Думчев «дядю» постарался не заметить, хотя слегка и поморщился.
— А мне это нужно затем, молодой человек, — произнес он с расстановкой, — что мне просто не нравятся размышляющие и сомневающиеся. Самые вредные люди. Я бы сказал исторически — «болото». Да, да, болото: вода никуда не течет, рыба не водится; пузыри время от времени булькают — вот и все действие.
— Так вы, значит, дядя, большой любитель действия, — не унимался Коробкин. — Так ли?
— Так, молодой человек, именно так — я любитель действия. И любому благому бездействию предпочитаю, пусть и рискованное в смысле морали, действие.
— И что теперь будет? — перебил я ход его мыслей. Да мне порядком и надоели все эти не идущие к делу идеи.
— Это вы про старика?
— И про старика тоже.
— А ничего не будет.

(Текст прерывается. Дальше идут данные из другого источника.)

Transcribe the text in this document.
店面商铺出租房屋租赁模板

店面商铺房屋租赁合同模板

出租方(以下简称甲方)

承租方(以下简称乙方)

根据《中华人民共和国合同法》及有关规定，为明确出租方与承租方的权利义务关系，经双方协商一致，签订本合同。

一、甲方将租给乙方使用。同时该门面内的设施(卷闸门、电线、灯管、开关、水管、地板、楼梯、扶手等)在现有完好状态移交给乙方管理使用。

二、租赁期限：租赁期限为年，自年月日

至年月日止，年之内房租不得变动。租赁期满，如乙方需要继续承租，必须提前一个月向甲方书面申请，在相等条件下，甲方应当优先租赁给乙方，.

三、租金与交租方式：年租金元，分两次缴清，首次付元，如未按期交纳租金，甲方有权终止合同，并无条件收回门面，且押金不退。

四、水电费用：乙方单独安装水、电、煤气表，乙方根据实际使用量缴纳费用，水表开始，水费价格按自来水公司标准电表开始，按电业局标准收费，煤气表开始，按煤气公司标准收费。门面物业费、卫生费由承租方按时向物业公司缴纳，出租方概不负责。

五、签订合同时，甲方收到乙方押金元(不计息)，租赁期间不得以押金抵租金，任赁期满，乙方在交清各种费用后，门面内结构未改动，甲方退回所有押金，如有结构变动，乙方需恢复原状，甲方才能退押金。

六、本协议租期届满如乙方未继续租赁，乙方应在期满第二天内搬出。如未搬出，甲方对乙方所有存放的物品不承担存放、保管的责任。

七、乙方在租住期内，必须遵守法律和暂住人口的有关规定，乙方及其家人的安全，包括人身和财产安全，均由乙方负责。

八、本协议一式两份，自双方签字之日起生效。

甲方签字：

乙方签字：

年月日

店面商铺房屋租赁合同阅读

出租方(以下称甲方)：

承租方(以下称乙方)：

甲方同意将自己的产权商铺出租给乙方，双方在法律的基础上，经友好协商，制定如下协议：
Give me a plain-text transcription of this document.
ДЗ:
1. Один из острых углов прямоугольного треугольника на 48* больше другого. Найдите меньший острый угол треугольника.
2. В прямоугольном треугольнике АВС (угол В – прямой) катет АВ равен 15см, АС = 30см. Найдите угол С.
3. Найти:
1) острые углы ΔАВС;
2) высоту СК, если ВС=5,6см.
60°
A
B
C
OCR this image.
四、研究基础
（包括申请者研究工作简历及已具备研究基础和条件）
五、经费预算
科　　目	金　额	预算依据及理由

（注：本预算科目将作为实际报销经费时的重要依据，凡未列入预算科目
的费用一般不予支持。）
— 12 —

То есть хочу сказать, никаких больше столкновений. Старик, надо понимать, уйдет, а эти — уедут, и, думаю, вместе.
— Что значит «уйдет»? Куда он уйдет?
— Что значит? — Думчев снисходительно улыбнулся. — А значит это, что все для него закончилось, и в физическом смысле тоже. Так сказать, по состоянию здоровья и ввиду опасных душевных перетрясок.
— Так вы полагаете, что он… — начал я, наконец осознавая смысл его слов; но не смог досказать.
— Вы правильно полагаете, — удовлетворенно покачал головой Думчев. — Старику пора отходить… в сторону.
— И вы об этом так просто говорите… — я хотел досказать, но опять запнулся и сказал другое: — А коробочка, ценности, они куда?..
— Вот, вот, — обрадованно воскликнул Думчев, — и вы не избежали: жизнь человеческая — ценность большая, но денежки все равно счет любят. Интересуетесь, значит, дальнейшим, так сказать, состоянием материальных ценностей.
— Я не то… — было начал я, но Думчев меня перебил:
— Ни в коей мере! Ни в коей мере! — проговорил он, всплеснув руками. — Я не подозреваю вас ни в коей мере в корыстных, как говорится… Я только уточнил, что этот интерес и в вас имеется. Что поделаешь: ничто человеческое нам не чуждо. Я удовлетворю ваше естественное (и подчеркиваю, вполне бескорыстное и простительное) любопытство: он их, ценности, с собой заберет.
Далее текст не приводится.